I would see something like an active/informative facebook/twitter as a positive use of it - or something like this where an actual employed spinner responds at length to someone’s blog on the internet. Even if (as pointed out in the second last comment on that link) it contains absolutely enormous self contradictory lies - actually especially if it does that, because then that’s actually engaging on some provable issue.

But the top post stuff seems like something different to me. Also seems like it has a potential to end up in some arms race of bullshit that steadily reduces the usefulness of online discussions the more people use it/feel they need to use it to compete. I mean - I think it is generally an uncontroversial stance that if you have a thing that needs an army of disingenuous liars/fake people/bots to sell it to people - possibly that is not a good thing.

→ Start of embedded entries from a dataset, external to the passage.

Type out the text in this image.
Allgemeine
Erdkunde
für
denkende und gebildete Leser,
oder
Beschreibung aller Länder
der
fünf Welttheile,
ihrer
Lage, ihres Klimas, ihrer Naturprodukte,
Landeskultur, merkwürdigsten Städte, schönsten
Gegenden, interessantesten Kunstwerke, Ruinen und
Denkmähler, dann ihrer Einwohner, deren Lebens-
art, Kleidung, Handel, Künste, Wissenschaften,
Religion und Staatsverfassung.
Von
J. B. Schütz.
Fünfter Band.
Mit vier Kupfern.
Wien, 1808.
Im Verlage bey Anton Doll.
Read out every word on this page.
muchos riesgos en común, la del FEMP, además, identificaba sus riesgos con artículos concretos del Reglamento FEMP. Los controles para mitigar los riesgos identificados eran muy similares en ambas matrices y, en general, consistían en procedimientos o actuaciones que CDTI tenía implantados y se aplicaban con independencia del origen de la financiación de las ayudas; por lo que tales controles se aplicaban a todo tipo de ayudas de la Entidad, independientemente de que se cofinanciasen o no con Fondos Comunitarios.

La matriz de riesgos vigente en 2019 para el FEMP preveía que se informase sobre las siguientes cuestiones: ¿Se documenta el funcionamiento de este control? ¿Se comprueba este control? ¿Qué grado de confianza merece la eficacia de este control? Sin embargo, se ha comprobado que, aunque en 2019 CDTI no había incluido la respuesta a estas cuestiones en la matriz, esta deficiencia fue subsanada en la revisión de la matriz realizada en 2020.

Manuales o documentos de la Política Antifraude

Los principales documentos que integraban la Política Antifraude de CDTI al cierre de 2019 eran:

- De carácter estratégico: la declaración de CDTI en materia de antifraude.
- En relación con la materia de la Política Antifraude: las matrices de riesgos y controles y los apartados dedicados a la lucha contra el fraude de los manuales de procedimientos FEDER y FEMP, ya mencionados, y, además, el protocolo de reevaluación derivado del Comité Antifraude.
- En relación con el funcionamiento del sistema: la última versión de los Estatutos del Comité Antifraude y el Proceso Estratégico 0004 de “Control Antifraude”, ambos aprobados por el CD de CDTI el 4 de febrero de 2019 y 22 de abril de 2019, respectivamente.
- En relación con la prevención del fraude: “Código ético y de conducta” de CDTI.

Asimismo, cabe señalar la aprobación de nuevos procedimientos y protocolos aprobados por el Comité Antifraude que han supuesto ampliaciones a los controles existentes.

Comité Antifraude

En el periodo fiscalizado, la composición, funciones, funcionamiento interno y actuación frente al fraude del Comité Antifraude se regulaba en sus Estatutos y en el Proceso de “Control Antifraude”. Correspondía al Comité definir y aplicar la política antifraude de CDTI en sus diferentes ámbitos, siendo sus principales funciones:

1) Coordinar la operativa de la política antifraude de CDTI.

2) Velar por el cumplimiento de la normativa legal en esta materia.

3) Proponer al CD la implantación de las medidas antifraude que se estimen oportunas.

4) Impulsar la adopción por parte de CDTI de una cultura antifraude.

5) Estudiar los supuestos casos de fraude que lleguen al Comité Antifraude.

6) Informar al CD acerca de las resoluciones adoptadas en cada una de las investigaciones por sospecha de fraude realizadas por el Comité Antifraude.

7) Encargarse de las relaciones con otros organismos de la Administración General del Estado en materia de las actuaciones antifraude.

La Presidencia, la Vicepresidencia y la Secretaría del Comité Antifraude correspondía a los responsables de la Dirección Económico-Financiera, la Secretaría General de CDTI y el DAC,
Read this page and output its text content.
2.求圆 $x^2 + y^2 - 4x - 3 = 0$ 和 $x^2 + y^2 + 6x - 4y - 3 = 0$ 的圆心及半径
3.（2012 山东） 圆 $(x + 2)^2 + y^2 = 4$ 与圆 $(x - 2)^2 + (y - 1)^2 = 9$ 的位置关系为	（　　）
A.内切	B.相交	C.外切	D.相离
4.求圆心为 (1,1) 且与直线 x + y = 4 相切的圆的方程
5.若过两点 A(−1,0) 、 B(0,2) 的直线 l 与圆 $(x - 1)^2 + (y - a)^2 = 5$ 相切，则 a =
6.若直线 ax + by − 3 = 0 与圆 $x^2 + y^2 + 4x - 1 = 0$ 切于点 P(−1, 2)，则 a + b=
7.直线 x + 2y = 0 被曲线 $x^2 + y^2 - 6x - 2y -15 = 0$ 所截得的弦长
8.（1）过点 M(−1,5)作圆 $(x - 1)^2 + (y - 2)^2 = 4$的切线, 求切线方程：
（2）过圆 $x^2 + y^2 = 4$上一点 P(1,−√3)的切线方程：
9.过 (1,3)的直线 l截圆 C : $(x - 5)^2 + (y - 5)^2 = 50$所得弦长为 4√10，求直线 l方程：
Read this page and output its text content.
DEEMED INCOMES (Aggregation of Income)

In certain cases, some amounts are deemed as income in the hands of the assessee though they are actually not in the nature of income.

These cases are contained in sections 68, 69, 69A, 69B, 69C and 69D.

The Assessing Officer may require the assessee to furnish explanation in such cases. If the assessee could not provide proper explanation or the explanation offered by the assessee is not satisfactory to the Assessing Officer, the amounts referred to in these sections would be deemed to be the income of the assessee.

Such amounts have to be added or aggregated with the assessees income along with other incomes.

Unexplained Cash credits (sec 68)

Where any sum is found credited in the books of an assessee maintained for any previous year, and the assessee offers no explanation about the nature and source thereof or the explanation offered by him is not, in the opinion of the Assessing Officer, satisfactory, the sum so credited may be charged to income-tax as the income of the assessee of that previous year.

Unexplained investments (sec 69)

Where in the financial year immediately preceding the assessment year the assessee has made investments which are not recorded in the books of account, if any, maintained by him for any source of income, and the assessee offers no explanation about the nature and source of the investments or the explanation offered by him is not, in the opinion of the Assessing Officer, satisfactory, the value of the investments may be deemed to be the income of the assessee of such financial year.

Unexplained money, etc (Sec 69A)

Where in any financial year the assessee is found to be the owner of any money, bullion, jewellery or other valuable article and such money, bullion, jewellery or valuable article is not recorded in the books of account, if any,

Do people consider this type of thing all that novel? I am not sure if it really fits into the existing model of trolling or spam or even conventional ‘freeping’ or whatever of polls. Seems like something that combines elements of the above to make something new and even more obnoxious.

Anyhow - is there any good writeup of this shit? Who makes these systems, why they made it, who pays for it as a service, what discussions have been discovered to be part of it so far, writing samples from bots, etc?

I suspect the underlying theory is that of political advertising: quantity matters.

OK, guardian put up some more info on the Nashi case:

The mass of data appears to show evidence of the sinister tactics used by Nashi, and includes:

• Price lists for pro-Putin bloggers and commenters which indicate that some are paid as much as 600,000 roubles (£12,500) for leaving hundreds of comments on negative stories about Putin.

• Plans to pay more than 10m roubles to buy a series of articles about Nashi’s annual Seliger summer camp in two popular Russian tabloids.

• Calls for paid Nashi activists to “dislike” anti-regime videos posted on YouTube.

• Ideas for smear campaigns against what one activist calls the “fascist” Russian opposition leader, Alexey Navalny, such as a cartoon video likening him to Hitler and a suggestion someone dress up like the blogger to beg for alms in front of the US embassy.

For one thing, that’s like, easily about 100x as much money as I thought would be involved.